If you’re still having trouble understanding what the GDPR is and how it affects you here’s a quick video that demonstrates the changes going on.

Not to sound like a broken record, but 101domain sent an email out to our customers on Monday about changes to our privacy policy.

As an ICANN-approved registrar operating under a system that directly contradicts the new data privacy regulation, you could say we have a few tough issues to consider. We are aware there are flaws in the domain system, specifically regarding WHOIS.


The number one complaint from customers in our industry is in direct relation to the mandatory and public WHOIS database. Customers are often (and understandably) upset when they are spammed with unsolicited phone calls and emails after registering domain names. Few people know that we are obligated to provide this contact information. WHOIS is an industry-wide requirement placed on all domain registrars by ICANN, the domain governing body. If you want to register a domain name you need to provide this information, but that doesn’t mean it has to be accessible to everyone on the Internet via the public WHOIS lookup.

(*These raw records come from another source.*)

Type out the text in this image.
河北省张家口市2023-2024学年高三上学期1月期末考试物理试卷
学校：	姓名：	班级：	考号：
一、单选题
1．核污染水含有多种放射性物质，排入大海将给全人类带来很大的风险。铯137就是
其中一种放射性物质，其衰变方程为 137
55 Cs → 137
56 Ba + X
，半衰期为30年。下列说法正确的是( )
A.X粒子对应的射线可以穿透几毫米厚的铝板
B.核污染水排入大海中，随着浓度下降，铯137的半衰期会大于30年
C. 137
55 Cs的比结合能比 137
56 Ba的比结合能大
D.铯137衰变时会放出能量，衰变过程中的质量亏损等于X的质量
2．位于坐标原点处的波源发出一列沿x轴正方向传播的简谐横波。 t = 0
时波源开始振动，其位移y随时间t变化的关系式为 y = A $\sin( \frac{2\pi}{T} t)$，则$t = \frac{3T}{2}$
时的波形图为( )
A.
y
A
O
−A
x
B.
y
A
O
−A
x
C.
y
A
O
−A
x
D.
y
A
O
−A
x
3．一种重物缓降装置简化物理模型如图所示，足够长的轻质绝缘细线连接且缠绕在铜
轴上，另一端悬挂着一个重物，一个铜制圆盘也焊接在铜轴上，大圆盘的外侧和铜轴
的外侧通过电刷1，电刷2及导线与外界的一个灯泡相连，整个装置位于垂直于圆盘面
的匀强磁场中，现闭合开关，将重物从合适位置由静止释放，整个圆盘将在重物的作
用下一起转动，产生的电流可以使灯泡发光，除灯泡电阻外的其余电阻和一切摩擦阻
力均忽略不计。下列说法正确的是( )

In today’s society, it is more important than ever to protect our customers. Believe it or not when 101domain employees go home for the day, we are regular people just like you. We use the same Internet and desire the same respect for our online privacy. Our digital footprint is essentially our intellectual property and we have the right to want to protect our personal data from being exploited by brands.

We advocate for solutions that aim to shield our customer’s personally identifiable information, but unfortunately other than Private Registration, there are few such solutions that exist in the current format we operate under.

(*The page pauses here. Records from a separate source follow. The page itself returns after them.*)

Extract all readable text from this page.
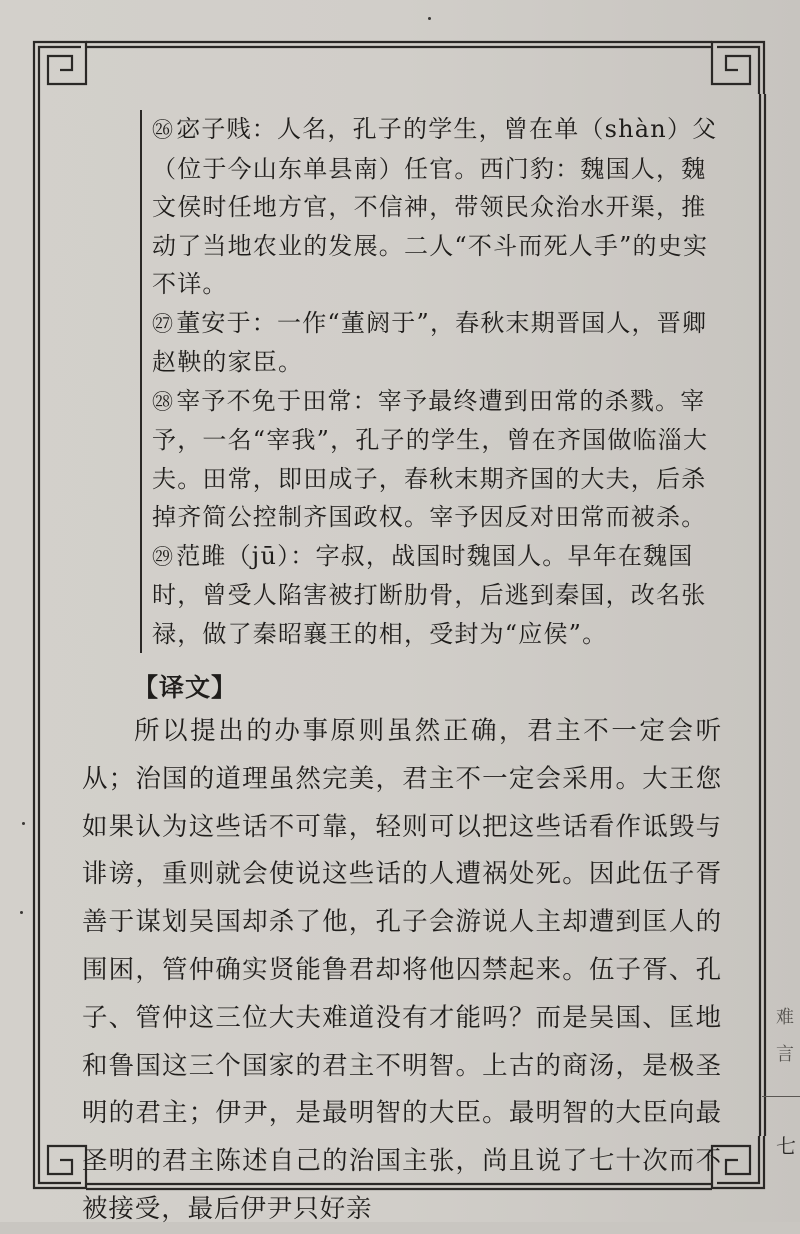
㉖宓子贱：人名，孔子的学生，曾在单（shàn）父（位于今山东单县南）任官。西门豹：魏国人，魏文侯时任地方官，不信神，带领民众治水开渠，推动了当地农业的发展。二人“不斗而死人手”的史实不详。

㉗董安于：一作“董阏于”，春秋末期晋国人，晋卿赵鞅的家臣。

㉘宰予不免于田常：宰予最终遭到田常的杀戮。宰予，一名“宰我”，孔子的学生，曾在齐国做临淄大夫。田常，即田成子，春秋末期齐国的大夫，后杀掉齐简公控制齐国政权。宰予因反对田常而被杀。

㉙范雎（jū）：字叔，战国时魏国人。早年在魏国时，曾受人陷害被打断肋骨，后逃到秦国，改名张禄，做了秦昭襄王的相，受封为“应侯”。

【译文】

所以提出的办事原则虽然正确，君主不一定会听从；治国的道理虽然完美，君主不一定会采用。大王您如果认为这些话不可靠，轻则可以把这些话看作诋毁与诽谤，重则就会使说这些话的人遭祸处死。因此伍子胥善于谋划吴国却杀了他，孔子会游说人主却遭到匡人的围困，管仲确实贤能鲁君却将他囚禁起来。伍子胥、孔子、管仲这三位大夫难道没有才能吗？而是吴国、匡地和鲁国这三个国家的君主不明智。上古的商汤，是极圣明的君主；伊尹，是最明智的大臣。最明智的大臣向最圣明的君主陈述自己的治国主张，尚且说了七十次而不被接受，最后伊尹只好亲

难
言
七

It’s time that changed. The EU has given the world the motivation we needed. As unpleasant as change can be sometimes, change is good when it is progressive.

We have always followed best practices in collecting and handling our visitor’s personal information and will continue to make this a priority moving forward. Our new policies describe how and what personal information we collect from you, how it is retained and used, as well as your rights in requesting, correcting, and deleting the personal information we have collected from you.


Changes at 101domain

Starting on May 25, 2018, our public-facing WHOIS database will no longer display any personally identifiable information. Our new WHOIS database will only display the state and/or providence and country of the domain registrant along with a 101domain email address that will be used to relay legitimate contact requests to domain holders.

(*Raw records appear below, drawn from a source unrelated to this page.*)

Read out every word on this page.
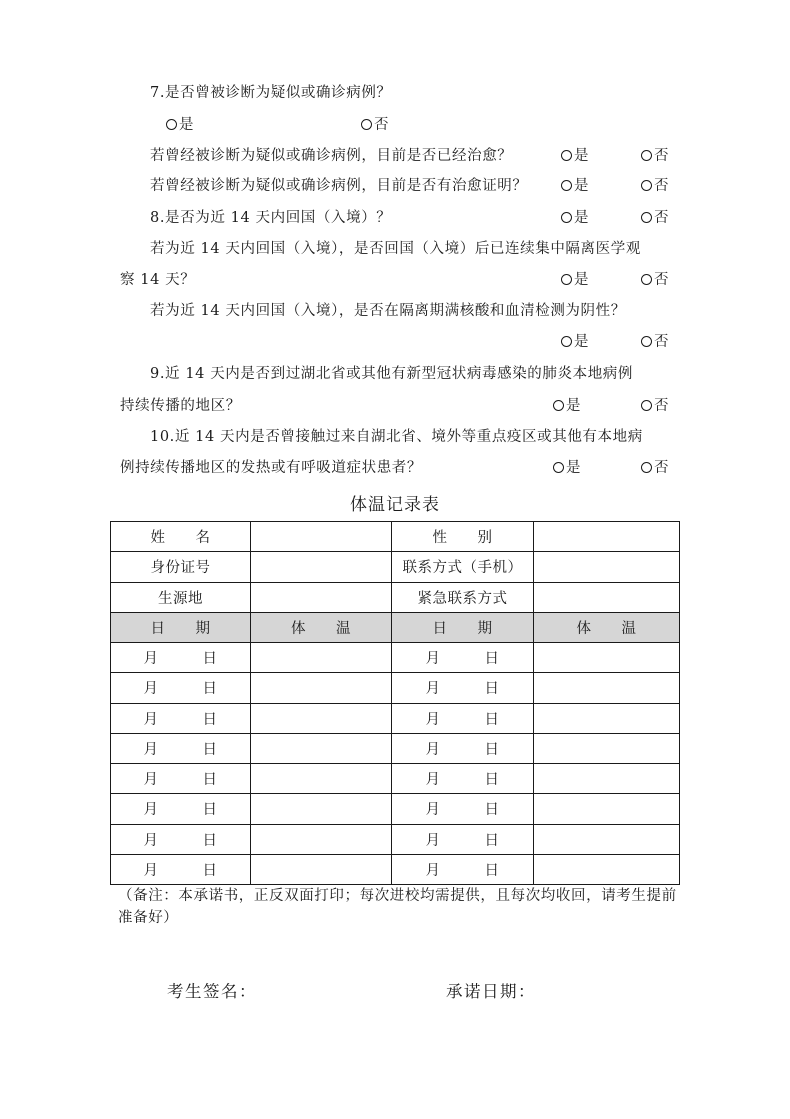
7.是否曾被诊断为疑似或确诊病例？
是	否
若曾经被诊断为疑似或确诊病例，目前是否已经治愈？	是	否
若曾经被诊断为疑似或确诊病例，目前是否有治愈证明？	是	否
8.是否为近 14 天内回国（入境）？	是	否
若为近 14 天内回国（入境），是否回国（入境）后已连续集中隔离医学观
察 14 天？	是	否
若为近 14 天内回国（入境），是否在隔离期满核酸和血清检测为阴性？
是	否
9.近 14 天内是否到过湖北省或其他有新型冠状病毒感染的肺炎本地病例
持续传播的地区？	是	否
10.近 14 天内是否曾接触过来自湖北省、境外等重点疫区或其他有本地病
例持续传播地区的发热或有呼吸道症状患者？	是	否
体温记录表
姓　　名		性　　别	
身份证号		联系方式（手机）	
生源地		紧急联系方式	
日　　期	体　　温	日　　期	体　　温
月 日		月 日	
月 日		月 日	
月 日		月 日	
月 日		月 日	
月 日		月 日	
月 日		月 日	
月 日		月 日	
月 日		月 日	
（备注：本承诺书，正反双面打印；每次进校均需提供，且每次均收回，请考生提前准备好）
考生签名：	承诺日期：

WHOIS information for companies will continue to be displayed, except for anything which contains personally identifiable information. For example, if small business employee/owner John Doe registers a domain name for his company with his personal email address, [email protected], we will display all relevant information besides his personally identifiable email address.


Recommended Action

We expect to see more changes in the domain industry over the next few months. ICANN is still working out a permanent solution that satisfies both the GDPR requirements and the interests of law enforcement.

Country Code domains (ccTLDs) are an exception in and of itself. They do not necessarily have to comply with the GDPR because they do not under ICANN. Each country has their own method and requirements for publishing a domain registrant’s personally identifiable information. In the mission of protecting your personal information online, it is of interest for many people to shield this data anyways.

Private Registration ensures the personal information required by many domain registries is still met by providing our data privacy service’s information in its place. This way you are guaranteed protected from any unwanted communications and unauthorized disclosure of your information.

The best thing domain registrants can do is to continue to use our Private Registration service as an additional layer of protection. In accordance with the GDPR, visitors attempting to contact domain owners will be able to through a contact form on our site. As we transition into this new era of GDPR compliance, the way in which the domain industry operates is highly susceptible to change over the next few months. The one consistency that will remain is our promise to keep your personal information discreet.